Four SA-based healthcare projects have been awarded $1.74 million in funding from The Hospital Research Foundation Group to improve patient outcomes in mental health, childhood obesity, Parkinson’s and MND, and healthy ageing.
The projects also highlight the increasing relevance of gut health and nutrition on a myriad of diseases.
The funding ensures four talented researchers and their teams are retained in South Australia, to continue their high-quality and impactful research programs while building SA’s health and medical research capability for the future.
The Hospital Research Foundation Group used the federal NHMRC investigator scheme to identify the worthy recipients, with a strong focus on patient impact.
We wish to extend a huge thank you to our generous donors, fundraisers, corporate partners and ticket buyers in the Hospital Research Foundation Home Lottery for enabling this important research.
The four successful three-year fellowships include:
Dr Paul Joyce – mental health
University of South Australia
There is widespread evidence to show gut health and mental health disorders such as depression and schizophrenia are interconnected, however this link is often overlooked in clinical treatment.
This project aims to engineer new mental health medications that improve diversity in a patient’s gut microbiome, in order to better regulate the gut-brain pathways linked with psychiatric disorders.
Dr Brittany Johnson – childhood obesity
Childhood obesity is a huge priority for the community, yet preventive programs for families are not easily accessible.
This project will develop a world-first early childhood obesity prevention package that is evidence-backed and developed alongside end users, to be easily adopted into routine practice and streamline supports for families.
Dr Blagojce Jovcevski – Parkinson’s & MND
University of Adelaide
An imbalance of protein function in the gut is increasingly thought to drive the progression of neurodegenerative diseases including Parkinson’s disease and motor neuron disease (MND).

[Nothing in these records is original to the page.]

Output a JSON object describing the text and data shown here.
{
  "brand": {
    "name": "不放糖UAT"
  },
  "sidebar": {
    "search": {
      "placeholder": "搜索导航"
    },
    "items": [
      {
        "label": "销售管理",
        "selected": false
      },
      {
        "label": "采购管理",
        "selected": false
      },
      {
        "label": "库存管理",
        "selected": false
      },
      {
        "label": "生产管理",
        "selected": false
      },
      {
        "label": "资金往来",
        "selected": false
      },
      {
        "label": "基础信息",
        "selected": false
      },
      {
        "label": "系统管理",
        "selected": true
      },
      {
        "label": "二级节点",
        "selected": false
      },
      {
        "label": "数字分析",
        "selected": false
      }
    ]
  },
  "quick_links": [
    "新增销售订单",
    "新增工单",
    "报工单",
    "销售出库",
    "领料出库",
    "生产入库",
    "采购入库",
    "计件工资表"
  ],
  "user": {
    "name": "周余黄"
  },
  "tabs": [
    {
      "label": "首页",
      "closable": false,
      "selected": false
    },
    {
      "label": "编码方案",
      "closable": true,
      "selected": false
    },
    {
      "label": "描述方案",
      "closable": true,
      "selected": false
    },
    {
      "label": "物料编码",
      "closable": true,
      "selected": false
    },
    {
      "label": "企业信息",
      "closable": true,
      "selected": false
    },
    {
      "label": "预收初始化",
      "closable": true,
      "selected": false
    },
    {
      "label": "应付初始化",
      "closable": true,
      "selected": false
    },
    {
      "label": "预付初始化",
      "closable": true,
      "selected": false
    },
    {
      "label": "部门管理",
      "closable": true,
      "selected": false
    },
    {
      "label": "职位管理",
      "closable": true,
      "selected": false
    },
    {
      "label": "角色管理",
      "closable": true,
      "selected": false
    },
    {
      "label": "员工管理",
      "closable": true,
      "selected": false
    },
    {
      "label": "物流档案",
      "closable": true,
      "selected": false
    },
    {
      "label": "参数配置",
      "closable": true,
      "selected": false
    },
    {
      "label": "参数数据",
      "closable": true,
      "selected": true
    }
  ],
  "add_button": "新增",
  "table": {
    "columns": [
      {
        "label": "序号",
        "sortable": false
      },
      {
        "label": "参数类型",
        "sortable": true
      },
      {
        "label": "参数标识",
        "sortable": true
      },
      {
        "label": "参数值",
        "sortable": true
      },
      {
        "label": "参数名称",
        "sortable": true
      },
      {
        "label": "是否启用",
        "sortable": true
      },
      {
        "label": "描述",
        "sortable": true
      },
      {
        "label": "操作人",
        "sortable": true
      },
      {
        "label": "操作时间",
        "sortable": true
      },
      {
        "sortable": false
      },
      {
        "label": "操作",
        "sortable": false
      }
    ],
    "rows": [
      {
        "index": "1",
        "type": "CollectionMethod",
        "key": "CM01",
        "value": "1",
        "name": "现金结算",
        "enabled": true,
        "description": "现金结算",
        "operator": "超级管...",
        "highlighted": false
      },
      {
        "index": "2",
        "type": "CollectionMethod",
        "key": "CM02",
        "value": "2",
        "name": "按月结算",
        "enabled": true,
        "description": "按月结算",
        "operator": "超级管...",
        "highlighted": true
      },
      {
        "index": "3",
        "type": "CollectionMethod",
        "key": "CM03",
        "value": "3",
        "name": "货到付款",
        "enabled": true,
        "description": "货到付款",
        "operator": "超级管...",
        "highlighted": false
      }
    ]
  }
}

This study will investigate the protein mechanisms that fail in the gut-brain axis driving neurodegeneration, in order to better understand how these diseases originate and progress which can then inform new biomarkers for diagnosis and even prevention.
Dr Julian Carosi – healthy ageing
Autophagy is the body’s way of removing damaged waste – or junk – from cells to keep them healthy. In lab-based models, autophagy has been shown to slow biological ageing, but there are still many unknowns about how autophagy works in humans.
We know that nutrient availability strongly influences autophagy. This study will seek to understand how nutrients regulate this process, with the hope of harnessing the power of autophagy or mimicking its beneficial effects to delay or prevent age-related diseases in humans.